“Too many lives have been upended because of our failed approach to marijuana. It’s time we right these wrongs.”
These two sentences were the closing remarks of a statement by President Biden on October 6. Delivering on a campaign promise he made in 2019, the President announced that all federal offenses for simple possession of marijuana would be pardoned. He also urged state governors to follow this path and pardon those in local jails or state prisons for possession. Lastly, the President shared that the Attorney General and the Secretary of Health and Human Services would begin a review of marijuana as a Schedule 1 drug in the Controlled Substances Act. Schedule 1 is the same classification as heroin and LSD, and a higher classification than “the drugs driving the overdose epidemic,” fentanyl and methamphetamine. In his statement, Biden remarked:
As I often said during my campaign for President, no one should be in jail for using or possessing marijuana.

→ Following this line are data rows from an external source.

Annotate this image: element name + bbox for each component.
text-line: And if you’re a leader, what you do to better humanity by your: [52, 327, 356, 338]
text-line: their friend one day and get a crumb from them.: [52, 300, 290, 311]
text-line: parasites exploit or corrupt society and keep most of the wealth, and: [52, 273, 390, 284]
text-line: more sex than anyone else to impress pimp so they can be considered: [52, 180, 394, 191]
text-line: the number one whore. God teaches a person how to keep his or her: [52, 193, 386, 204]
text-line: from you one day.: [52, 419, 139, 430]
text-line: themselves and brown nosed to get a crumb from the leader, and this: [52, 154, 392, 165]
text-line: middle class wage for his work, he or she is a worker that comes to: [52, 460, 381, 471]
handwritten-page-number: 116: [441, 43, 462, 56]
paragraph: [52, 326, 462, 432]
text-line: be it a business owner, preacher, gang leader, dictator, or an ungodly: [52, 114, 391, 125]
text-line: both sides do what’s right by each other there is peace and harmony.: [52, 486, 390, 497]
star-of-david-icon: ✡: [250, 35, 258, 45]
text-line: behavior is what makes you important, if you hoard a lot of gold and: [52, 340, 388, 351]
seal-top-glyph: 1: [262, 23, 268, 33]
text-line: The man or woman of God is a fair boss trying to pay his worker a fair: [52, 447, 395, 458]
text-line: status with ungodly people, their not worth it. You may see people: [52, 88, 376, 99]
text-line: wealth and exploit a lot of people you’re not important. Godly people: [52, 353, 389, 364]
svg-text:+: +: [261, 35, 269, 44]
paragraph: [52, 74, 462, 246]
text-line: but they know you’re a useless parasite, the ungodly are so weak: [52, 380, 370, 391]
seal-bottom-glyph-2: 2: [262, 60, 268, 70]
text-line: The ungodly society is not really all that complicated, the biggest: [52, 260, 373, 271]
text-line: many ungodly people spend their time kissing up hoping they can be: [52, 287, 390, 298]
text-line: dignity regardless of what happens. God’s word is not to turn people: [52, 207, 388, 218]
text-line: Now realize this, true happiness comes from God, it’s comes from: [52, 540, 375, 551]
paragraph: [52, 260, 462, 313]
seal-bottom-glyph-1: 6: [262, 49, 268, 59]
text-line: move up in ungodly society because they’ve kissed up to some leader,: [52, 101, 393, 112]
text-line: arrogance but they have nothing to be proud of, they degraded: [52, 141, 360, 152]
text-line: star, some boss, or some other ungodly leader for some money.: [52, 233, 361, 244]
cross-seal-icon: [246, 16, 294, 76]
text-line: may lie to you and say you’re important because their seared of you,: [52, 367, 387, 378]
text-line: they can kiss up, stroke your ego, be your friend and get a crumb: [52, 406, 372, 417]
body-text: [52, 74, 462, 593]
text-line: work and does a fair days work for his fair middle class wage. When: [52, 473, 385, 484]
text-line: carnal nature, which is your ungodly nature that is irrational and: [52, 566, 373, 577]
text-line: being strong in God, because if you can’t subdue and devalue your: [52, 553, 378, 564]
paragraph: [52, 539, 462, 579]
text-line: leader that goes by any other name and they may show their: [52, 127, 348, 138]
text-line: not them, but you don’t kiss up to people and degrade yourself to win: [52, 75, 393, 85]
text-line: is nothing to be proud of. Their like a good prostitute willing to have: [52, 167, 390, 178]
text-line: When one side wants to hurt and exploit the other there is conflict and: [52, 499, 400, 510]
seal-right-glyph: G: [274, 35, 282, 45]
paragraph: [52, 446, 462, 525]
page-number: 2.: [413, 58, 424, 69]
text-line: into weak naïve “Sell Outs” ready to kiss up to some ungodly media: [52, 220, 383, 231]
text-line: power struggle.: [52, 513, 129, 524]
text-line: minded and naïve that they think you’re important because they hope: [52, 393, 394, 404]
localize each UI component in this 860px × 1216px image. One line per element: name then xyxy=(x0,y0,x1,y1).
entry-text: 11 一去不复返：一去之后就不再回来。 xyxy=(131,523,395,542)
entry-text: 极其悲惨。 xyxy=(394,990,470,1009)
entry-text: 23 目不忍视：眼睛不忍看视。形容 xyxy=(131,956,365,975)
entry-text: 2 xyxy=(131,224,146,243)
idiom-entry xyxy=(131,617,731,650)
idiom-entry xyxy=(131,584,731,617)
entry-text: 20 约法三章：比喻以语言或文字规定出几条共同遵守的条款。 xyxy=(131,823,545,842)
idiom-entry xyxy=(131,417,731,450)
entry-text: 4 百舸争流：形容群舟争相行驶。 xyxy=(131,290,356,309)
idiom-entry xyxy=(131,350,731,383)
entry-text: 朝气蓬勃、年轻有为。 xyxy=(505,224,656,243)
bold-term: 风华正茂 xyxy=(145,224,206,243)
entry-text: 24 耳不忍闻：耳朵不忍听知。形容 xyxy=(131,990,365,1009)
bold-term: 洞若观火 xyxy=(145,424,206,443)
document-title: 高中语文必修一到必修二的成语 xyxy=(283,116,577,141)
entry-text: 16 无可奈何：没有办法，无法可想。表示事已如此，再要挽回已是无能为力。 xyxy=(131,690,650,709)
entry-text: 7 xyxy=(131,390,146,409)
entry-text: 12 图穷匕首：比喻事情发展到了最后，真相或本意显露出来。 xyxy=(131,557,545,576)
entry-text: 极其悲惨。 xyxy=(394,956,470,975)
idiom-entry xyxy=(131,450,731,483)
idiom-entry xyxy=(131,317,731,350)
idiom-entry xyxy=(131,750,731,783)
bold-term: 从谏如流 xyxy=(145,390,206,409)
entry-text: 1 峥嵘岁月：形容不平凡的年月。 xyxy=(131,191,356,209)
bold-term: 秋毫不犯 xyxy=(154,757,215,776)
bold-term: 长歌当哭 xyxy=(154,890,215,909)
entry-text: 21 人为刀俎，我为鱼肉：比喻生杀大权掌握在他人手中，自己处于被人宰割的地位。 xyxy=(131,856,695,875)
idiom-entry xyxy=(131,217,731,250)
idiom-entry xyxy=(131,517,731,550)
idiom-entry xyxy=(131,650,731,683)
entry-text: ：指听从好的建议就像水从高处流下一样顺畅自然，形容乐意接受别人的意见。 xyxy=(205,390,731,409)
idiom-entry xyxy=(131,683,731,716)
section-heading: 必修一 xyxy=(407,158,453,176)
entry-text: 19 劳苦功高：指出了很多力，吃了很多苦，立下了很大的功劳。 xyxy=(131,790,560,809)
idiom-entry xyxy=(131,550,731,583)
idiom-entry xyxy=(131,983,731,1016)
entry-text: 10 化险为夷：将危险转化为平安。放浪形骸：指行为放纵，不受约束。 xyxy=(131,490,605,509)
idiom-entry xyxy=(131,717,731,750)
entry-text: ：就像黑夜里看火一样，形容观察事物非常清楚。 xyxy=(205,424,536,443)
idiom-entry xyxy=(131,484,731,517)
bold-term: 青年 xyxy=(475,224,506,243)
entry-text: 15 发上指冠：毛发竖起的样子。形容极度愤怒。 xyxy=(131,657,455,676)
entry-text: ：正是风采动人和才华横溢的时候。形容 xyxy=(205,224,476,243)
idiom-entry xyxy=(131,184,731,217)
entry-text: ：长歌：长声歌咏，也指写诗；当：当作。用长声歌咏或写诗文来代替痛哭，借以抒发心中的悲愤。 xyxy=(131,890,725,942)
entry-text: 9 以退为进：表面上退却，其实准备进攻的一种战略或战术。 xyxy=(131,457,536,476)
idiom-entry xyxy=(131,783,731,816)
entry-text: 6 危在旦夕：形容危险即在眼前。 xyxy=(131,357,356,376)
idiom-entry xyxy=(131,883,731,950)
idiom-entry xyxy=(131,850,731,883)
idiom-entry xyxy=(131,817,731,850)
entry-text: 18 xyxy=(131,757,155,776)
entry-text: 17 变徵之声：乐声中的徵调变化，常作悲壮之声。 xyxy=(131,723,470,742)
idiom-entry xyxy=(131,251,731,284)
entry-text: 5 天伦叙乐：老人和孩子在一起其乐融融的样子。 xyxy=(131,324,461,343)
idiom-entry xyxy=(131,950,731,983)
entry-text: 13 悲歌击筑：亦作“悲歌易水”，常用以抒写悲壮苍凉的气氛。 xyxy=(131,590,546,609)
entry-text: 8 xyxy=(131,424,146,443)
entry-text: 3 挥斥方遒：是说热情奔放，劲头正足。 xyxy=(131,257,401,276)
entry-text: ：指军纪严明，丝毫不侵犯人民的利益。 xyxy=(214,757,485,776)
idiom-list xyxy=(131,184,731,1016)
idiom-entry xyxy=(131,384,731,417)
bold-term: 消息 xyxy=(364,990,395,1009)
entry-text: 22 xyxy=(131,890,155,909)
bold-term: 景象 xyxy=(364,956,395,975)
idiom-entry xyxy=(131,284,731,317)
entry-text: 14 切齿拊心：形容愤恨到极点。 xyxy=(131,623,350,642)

Sending people to prison for possessing marijuana has upended too many lives and incarcerated for conduct that many states no longer prohibit…. And while white and black and brown people use marijuana at similar rates, black and brown people have been arrested, prosecuted, and convicted at disproportionate rates.
What unexpectedly good news for those impacted by the war on cannabis, which started in the 1930’s. No one statement or law can undo the damage that has been done in the last 90 years – “the needless incarcerations, the criminal records that have imposed barriers to employment, housing, and educational opportunities” – but the federal government can make changes that can positively impact the lives of consumers and business owners moving forward, first by removing cannabis from the list of Schedule 1 drugs, followed by federal legalization.
People who work in the industry are well-aware of the damaging effects the demonization of cannabis in the twentieth century has had on consumers, growers, product producers, sellers, and other businesses connected to cannabis. Because of that, they’ve done a lot of hard work to destigmatize and normalize consumption. They’ve raised awareness over the rates of incarceration, advocated for policy change, invested in their communities, supported minority-owned small businesses, and donated proceeds to organizations trying to make a difference.
At times it feels like we’re fighting an uphill battle, when cannabis-related bills stall in Congress – but on the state level, you can see the tide turning in a very positive direction.
In the United States, cannabis is accessible medically in 37 states and recreationally in 19 states and the District of Colombia. In the 2020 election, four more states legalized cannabis: Arizona, Montana, South Dakota and New Jersey. In 2021 and 2022, cannabis was legalized in New York and Vermont. In the midterms this fall, five more states are voting on recreational legalization – Missouri, Arkansas, North and South Dakota, and Maryland.
Over two-thirds of all Americans support legal access to cannabis. As more people learn about the plant and gain an understanding of how legal, regulated cannabis sales can financially benefit their communities, more people across the country accept and support it.
In the spring of 2020, Covid forced government officials to think about which businesses were essential and which weren’t. Something that is essential is “absolutely necessary” or “extremely important.” Grocery stores were essential. Hair salons — non-essential. Gas stations — essential. Clothing stores – non-essential. Cannabis dispensary – essential – but that designation in some cities only happened after public outcry.
When San Francisco Mayor London Breed first announced the city would begin its shelter in place order on March 16, the city had designated cannabis dispensaries as non-essential businesses. 24 hours later, the Department of Public Health reversed that the decision, stating: “Cannabis is an essential medicine for many San Francisco residents. Dispensaries can continue to operate as essential businesses during this time, while practicing social distancing and other public health recommendations.” The fact that dispensaries were granted the “essential business” designation reflected the shift in public opinion about cannabis — that consumers view the plant as medicine, and that people are more accepting of medical and recreational use in general.
If cannabis is removed from the list of Schedule 1 drugs and governors pardon those incarcerated for cannabis possession, SōRSE will celebrate these victories with the rest of the industry who have fought hard to destigmatize and decriminalize cannabis use.
There is more that needs to be done to move this industry forward, but we will continue to work with the plant in the same ways that we have since the company was founded – with a focus on consumer safety and product quality.
We are ready for federal legalization because we’ve been treating the plant like a food ingredient for the past six years and follow the protocols needed to create a safe, consistent, high-quality product that consumers can trust. We have partnered with groups like the Cannabis Beverage Association to standardize testing and assist with proper regulation of ingestibles. We believe in the power of the plant, we believe in moving forward while never forgetting how the past impacts the present, and we believe that cannabis should be accessible to all. We believe that day will come – it’s not a matter of “if,” but “when.”